3. Musa’nın Hükmü (Mosè)
II. Julius’un anıt-mezarının merkezinde yer alan heykelde tasvir edilen kişi Musa peygamberdir. Devasa boyutta ve oturmuş bir vaziyette tasarlanmıştır. Heykelin her iki yanında, dışa dönüklük ile içe dönüklüğü simgeleyen Lea ve Rahel heykelleri bulunmaktadır.
Musa “on emri” halkına bildirmek için Sina Dağı’ndan döndüğünde, halkının altından bir buzağı heykeline taptığını görür. Heykel, bu anı temsil etmektedir. Musa, öfkeli ama sakin durur. Adeta birazdan kalkıp sükunetle on emri okummaya başlayacakmış gibi görünür.
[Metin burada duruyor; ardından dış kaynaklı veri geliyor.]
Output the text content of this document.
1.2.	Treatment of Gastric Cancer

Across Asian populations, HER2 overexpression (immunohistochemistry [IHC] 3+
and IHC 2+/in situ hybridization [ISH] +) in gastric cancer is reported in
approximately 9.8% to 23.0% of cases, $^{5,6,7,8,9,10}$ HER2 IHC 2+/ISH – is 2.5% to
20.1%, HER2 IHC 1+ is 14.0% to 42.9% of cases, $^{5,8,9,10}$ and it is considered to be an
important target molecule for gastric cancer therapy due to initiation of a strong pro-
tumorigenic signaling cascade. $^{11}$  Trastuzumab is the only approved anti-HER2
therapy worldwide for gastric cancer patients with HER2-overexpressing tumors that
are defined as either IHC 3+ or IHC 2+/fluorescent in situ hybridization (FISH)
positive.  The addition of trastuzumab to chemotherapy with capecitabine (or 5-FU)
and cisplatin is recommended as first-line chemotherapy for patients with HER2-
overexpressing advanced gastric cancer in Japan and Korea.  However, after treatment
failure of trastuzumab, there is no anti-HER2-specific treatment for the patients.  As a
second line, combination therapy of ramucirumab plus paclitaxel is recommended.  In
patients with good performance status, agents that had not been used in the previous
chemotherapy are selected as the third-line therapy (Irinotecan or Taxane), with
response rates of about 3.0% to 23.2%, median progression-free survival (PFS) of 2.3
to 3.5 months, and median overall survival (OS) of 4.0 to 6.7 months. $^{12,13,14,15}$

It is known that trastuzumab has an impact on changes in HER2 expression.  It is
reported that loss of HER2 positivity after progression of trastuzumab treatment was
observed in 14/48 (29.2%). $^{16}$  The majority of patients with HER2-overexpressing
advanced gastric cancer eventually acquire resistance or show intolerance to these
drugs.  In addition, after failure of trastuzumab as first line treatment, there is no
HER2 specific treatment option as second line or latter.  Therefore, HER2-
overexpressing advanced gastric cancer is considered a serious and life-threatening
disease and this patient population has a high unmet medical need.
4. Cascina Savaşı (Battaglia di Cascina)
Nehir kıyısında yıkanan Florentina askerlerinin, ani Pisa saldırılarından korkup silah kuşanmaya başlamasını anlatan bu eserin yapımı için, Michelangelo’yu, Floransa Cumhuriyeti devlet adamı Piero Soderini görevlendirmiştir.
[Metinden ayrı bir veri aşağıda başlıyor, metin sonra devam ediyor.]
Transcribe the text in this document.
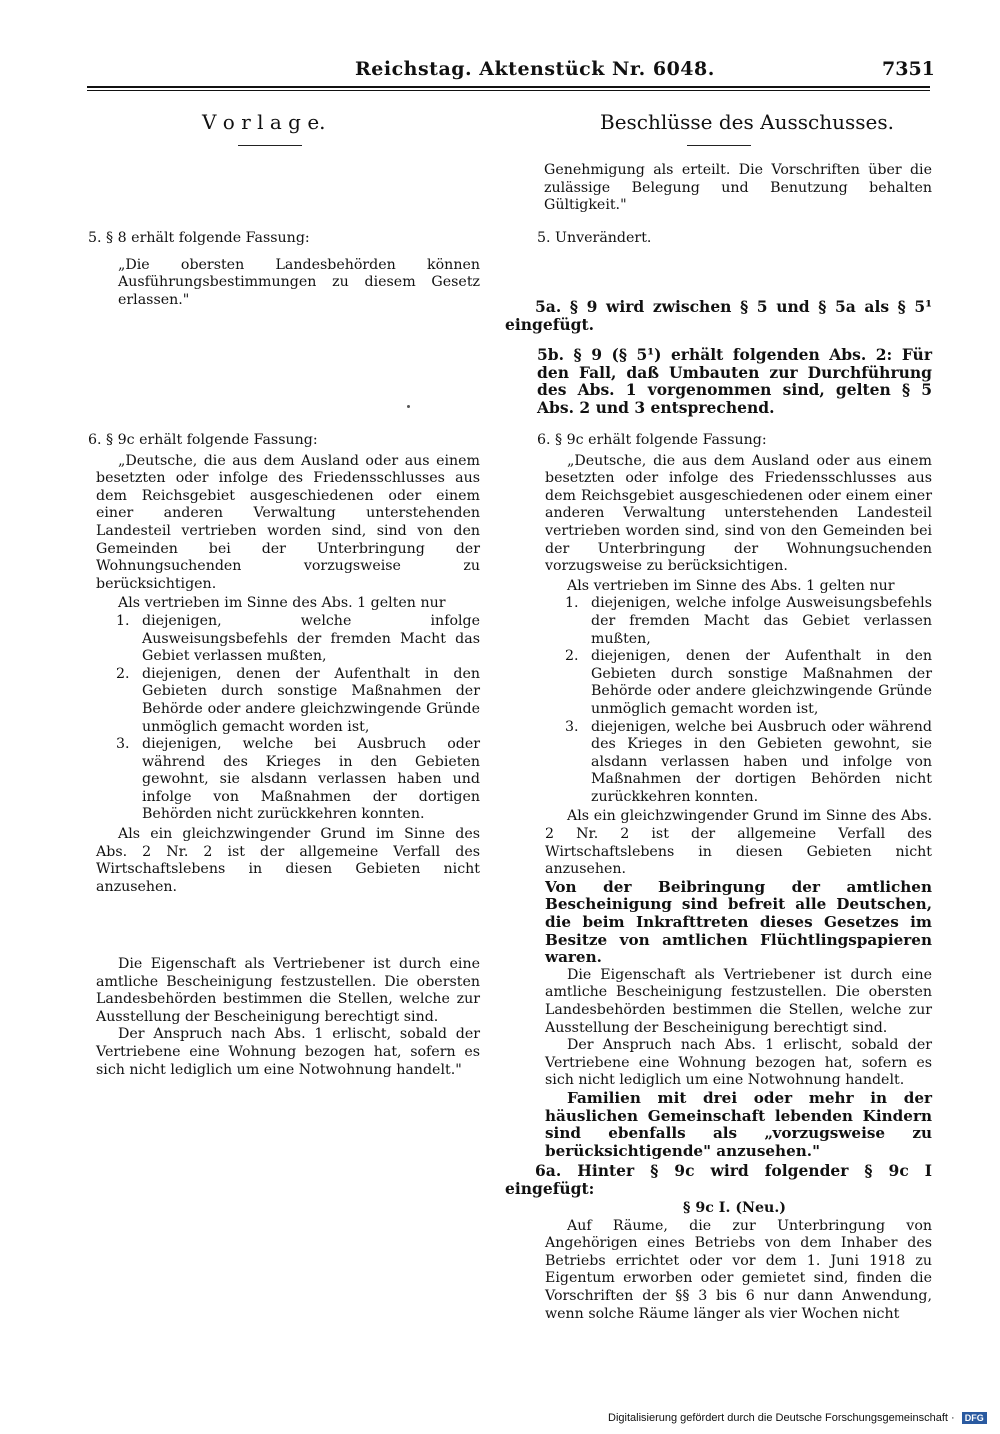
Reichstag. Aktenstück Nr. 6048.	7351
V o r l a g e.	Beschlüsse des Ausschusses.

5. § 8 erhält folgende Fassung:

„Die obersten Landesbehörden können Ausführungsbestimmungen zu diesem Gesetz erlassen."

6. § 9c erhält folgende Fassung:

„Deutsche, die aus dem Ausland oder aus einem besetzten oder infolge des Friedensschlusses aus dem Reichsgebiet ausgeschiedenen oder einem einer anderen Verwaltung unterstehenden Landesteil vertrieben worden sind, sind von den Gemeinden bei der Unterbringung der Wohnungsuchenden vorzugsweise zu berücksichtigen.

Als vertrieben im Sinne des Abs. 1 gelten nur

1. diejenigen, welche infolge Ausweisungsbefehls der fremden Macht das Gebiet verlassen mußten,
2. diejenigen, denen der Aufenthalt in den Gebieten durch sonstige Maßnahmen der Behörde oder andere gleichzwingende Gründe unmöglich gemacht worden ist,
3. diejenigen, welche bei Ausbruch oder während des Krieges in den Gebieten gewohnt, sie alsdann verlassen haben und infolge von Maßnahmen der dortigen Behörden nicht zurückkehren konnten.

Als ein gleichzwingender Grund im Sinne des Abs. 2 Nr. 2 ist der allgemeine Verfall des Wirtschaftslebens in diesen Gebieten nicht anzusehen.

Die Eigenschaft als Vertriebener ist durch eine amtliche Bescheinigung festzustellen. Die obersten Landesbehörden bestimmen die Stellen, welche zur Ausstellung der Bescheinigung berechtigt sind.

Der Anspruch nach Abs. 1 erlischt, sobald der Vertriebene eine Wohnung bezogen hat, sofern es sich nicht lediglich um eine Notwohnung handelt."

Genehmigung als erteilt. Die Vorschriften über die zulässige Belegung und Benutzung behalten Gültigkeit."

5. Unverändert.

5a. § 9 wird zwischen § 5 und § 5a als § 5¹ eingefügt.

5b. § 9 (§ 5¹) erhält folgenden Abs. 2: Für den Fall, daß Umbauten zur Durchführung des Abs. 1 vorgenommen sind, gelten § 5 Abs. 2 und 3 entsprechend.

6. § 9c erhält folgende Fassung:

„Deutsche, die aus dem Ausland oder aus einem besetzten oder infolge des Friedensschlusses aus dem Reichsgebiet ausgeschiedenen oder einem einer anderen Verwaltung unterstehenden Landesteil vertrieben worden sind, sind von den Gemeinden bei der Unterbringung der Wohnungsuchenden vorzugsweise zu berücksichtigen.

Als vertrieben im Sinne des Abs. 1 gelten nur

1. diejenigen, welche infolge Ausweisungsbefehls der fremden Macht das Gebiet verlassen mußten,
2. diejenigen, denen der Aufenthalt in den Gebieten durch sonstige Maßnahmen der Behörde oder andere gleichzwingende Gründe unmöglich gemacht worden ist,
3. diejenigen, welche bei Ausbruch oder während des Krieges in den Gebieten gewohnt, sie alsdann verlassen haben und infolge von Maßnahmen der dortigen Behörden nicht zurückkehren konnten.

Als ein gleichzwingender Grund im Sinne des Abs. 2 Nr. 2 ist der allgemeine Verfall des Wirtschaftslebens in diesen Gebieten nicht anzusehen.

Von der Beibringung der amtlichen Bescheinigung sind befreit alle Deutschen, die beim Inkrafttreten dieses Gesetzes im Besitze von amtlichen Flüchtlingspapieren waren.

Die Eigenschaft als Vertriebener ist durch eine amtliche Bescheinigung festzustellen. Die obersten Landesbehörden bestimmen die Stellen, welche zur Ausstellung der Bescheinigung berechtigt sind.

Der Anspruch nach Abs. 1 erlischt, sobald der Vertriebene eine Wohnung bezogen hat, sofern es sich nicht lediglich um eine Notwohnung handelt.

Familien mit drei oder mehr in der häuslichen Gemeinschaft lebenden Kindern sind ebenfalls als „vorzugsweise zu berücksichtigende" anzusehen."

6a. Hinter § 9c wird folgender § 9c I eingefügt:

§ 9c I. (Neu.)

Auf Räume, die zur Unterbringung von Angehörigen eines Betriebs von dem Inhaber des Betriebs errichtet oder vor dem 1. Juni 1918 zu Eigentum erworben oder gemietet sind, finden die Vorschriften der §§ 3 bis 6 nur dann Anwendung, wenn solche Räume länger als vier Wochen nicht

Digitalisierung gefördert durch die Deutsche Forschungsgemeinschaft · DFG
Eser aslen karşısında Leonardo da Vinci’nin Anghiari Savaşı tablosunun bulunacağı, Eski Saray’ın Salone del Cinquecento duvarı için bir tablo olarak niyet edilmişti.
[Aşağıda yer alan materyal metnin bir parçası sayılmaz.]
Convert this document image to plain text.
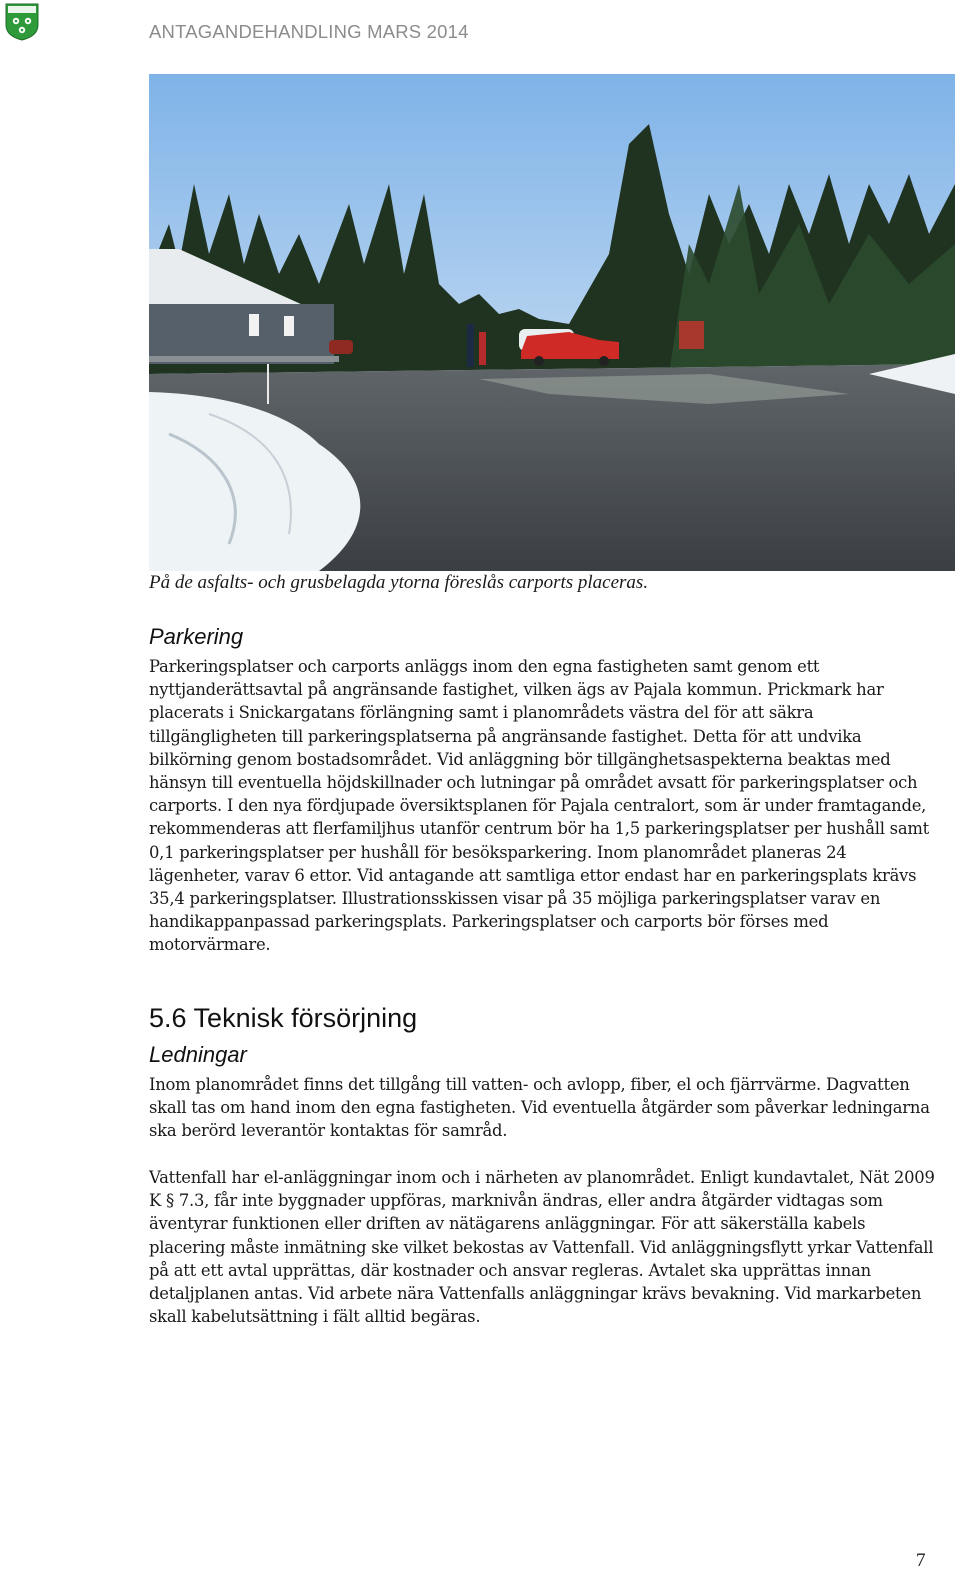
ANTAGANDEHANDLING MARS 2014
På de asfalts- och grusbelagda ytorna föreslås carports placeras.
Parkering
Parkeringsplatser och carports anläggs inom den egna fastigheten samt genom ett nyttjanderättsavtal på angränsande fastighet, vilken ägs av Pajala kommun. Prickmark har placerats i Snickargatans förlängning samt i planområdets västra del för att säkra tillgängligheten till parkeringsplatserna på angränsande fastighet. Detta för att undvika bilkörning genom bostadsområdet. Vid anläggning bör tillgänghetsaspekterna beaktas med hänsyn till eventuella höjdskillnader och lutningar på området avsatt för parkeringsplatser och carports. I den nya fördjupade översiktsplanen för Pajala centralort, som är under framtagande, rekommenderas att flerfamiljhus utanför centrum bör ha 1,5 parkeringsplatser per hushåll samt 0,1 parkeringsplatser per hushåll för besöksparkering. Inom planområdet planeras 24 lägenheter, varav 6 ettor. Vid antagande att samtliga ettor endast har en parkeringsplats krävs 35,4 parkeringsplatser. Illustrationsskissen visar på 35 möjliga parkeringsplatser varav en handikappanpassad parkeringsplats. Parkeringsplatser och carports bör förses med motorvärmare.
5.6 Teknisk försörjning
Ledningar
Inom planområdet finns det tillgång till vatten- och avlopp, fiber, el och fjärrvärme. Dagvatten skall tas om hand inom den egna fastigheten. Vid eventuella åtgärder som påverkar ledningarna ska berörd leverantör kontaktas för samråd.
Vattenfall har el-anläggningar inom och i närheten av planområdet. Enligt kundavtalet, Nät 2009 K § 7.3, får inte byggnader uppföras, marknivån ändras, eller andra åtgärder vidtagas som äventyrar funktionen eller driften av nätägarens anläggningar. För att säkerställa kabels placering måste inmätning ske vilket bekostas av Vattenfall. Vid anläggningsflytt yrkar Vattenfall på att ett avtal upprättas, där kostnader och ansvar regleras. Avtalet ska upprättas innan detaljplanen antas. Vid arbete nära Vattenfalls anläggningar krävs bevakning. Vid markarbeten skall kabelutsättning i fält alltid begäras.
7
Ancak Michelangelo tabloyu asla tamamlamadı. Kompozisyonun karton bir kopyasını yaptı. Birçok sanatçı eseri kopyaladı. Günümüze kadar gelip en dikkat çeken kopya ise Michelangelo’nun öğrencisi Sangallo’ya aittir.
5. Sentorlar Savaşı (Battaglia dei centauri)
1492 yılları civarında yapılan bu kabartma şuan Floransa’da “Buonnarroti Evi” müzesindedir.
Michelangelo’nun,gençlik döneminde yaptığı eserler arasında en iyilerden biri olarak gördüğü bu tamamlanmamış kabartmanın konusu, Sentorlar ve Lapithler arasındaki efsanevi savaştır.
Michelangelo’nun erkek vücuduna olan hayranlığının bir başka örneği olan bu eser hükümdar Lorenzo de’ Medici için yapılmış ancak prensin ölümünde bitirilmeden bırakılmıştır. Eser, Deianira’nın Kaçırılışı olarak da teşhis edilmiş olup, sanatçının Geç Roma Lahit çalışmasını yansıtır.
6. Bacchus (Bacco)
2 buçuk metre uzunluğunda olup, Roma şarap tanrısı Bacchus’u temsil etmektedir. Kesin olmamakla birlikte, bu çalışmanın, sanatçının Roma’daki ilk dönemine ait olan iki eserden biri olduğu düşünülmektedir.
Bacchus’un arkasında oturan faun, (yarı keçi yarı insan kır ve orman canlısı, yunan mitolojisinde: satir) sol elinden kaymakta olan bir salkım üzümü yemektedir.
Sanat tarihçisi Johannes Wilde eser için “Sarhoş, kaba ve eski kafalı görünüyor… kısacası, bu bir tanrının görüntüsü değil.” demiş olsa da, eser birçok sanat eleştirmeni tarafından beğenilmektedir. Heykel, şuanda Floransa’da bulunmaktadır.
7. Pietà
Fransız Piskopos Jean Bilheres tarafından San Pietro’daki mezarı için sipariş edilen heykel, kucağında ölü İsa Mesih’i tutan Meryem Ana’yı simgeler. Bu eser, heykelcilik için yeniliklerin öncülerindendir.
O dönemde Meryem Ana ve İsa’nın bir arada olduğu mermer yapıtlar yaygın değildi. Meryem Ana’nın yüzünün genç tasvir edilmesi de yeni bir hareketti.
Michelangelo, ilk denemelerinde 3 mermer bloğunun istenmeyen bir yerden kırılmasının ardından, 4. denemesinde heykeli tamamlamayı başarmıştır. Eser, Michelangelo için çok önemli olmalıdır ki, sanatçının imzaladığı tek eserdir. İmzasını, Meryem’in kuşağının üstüne yontmuştur.
Heykel şuanda San Pietro Katedrali koruma altında, camdan bir kafesin içinde tutulmaktadır.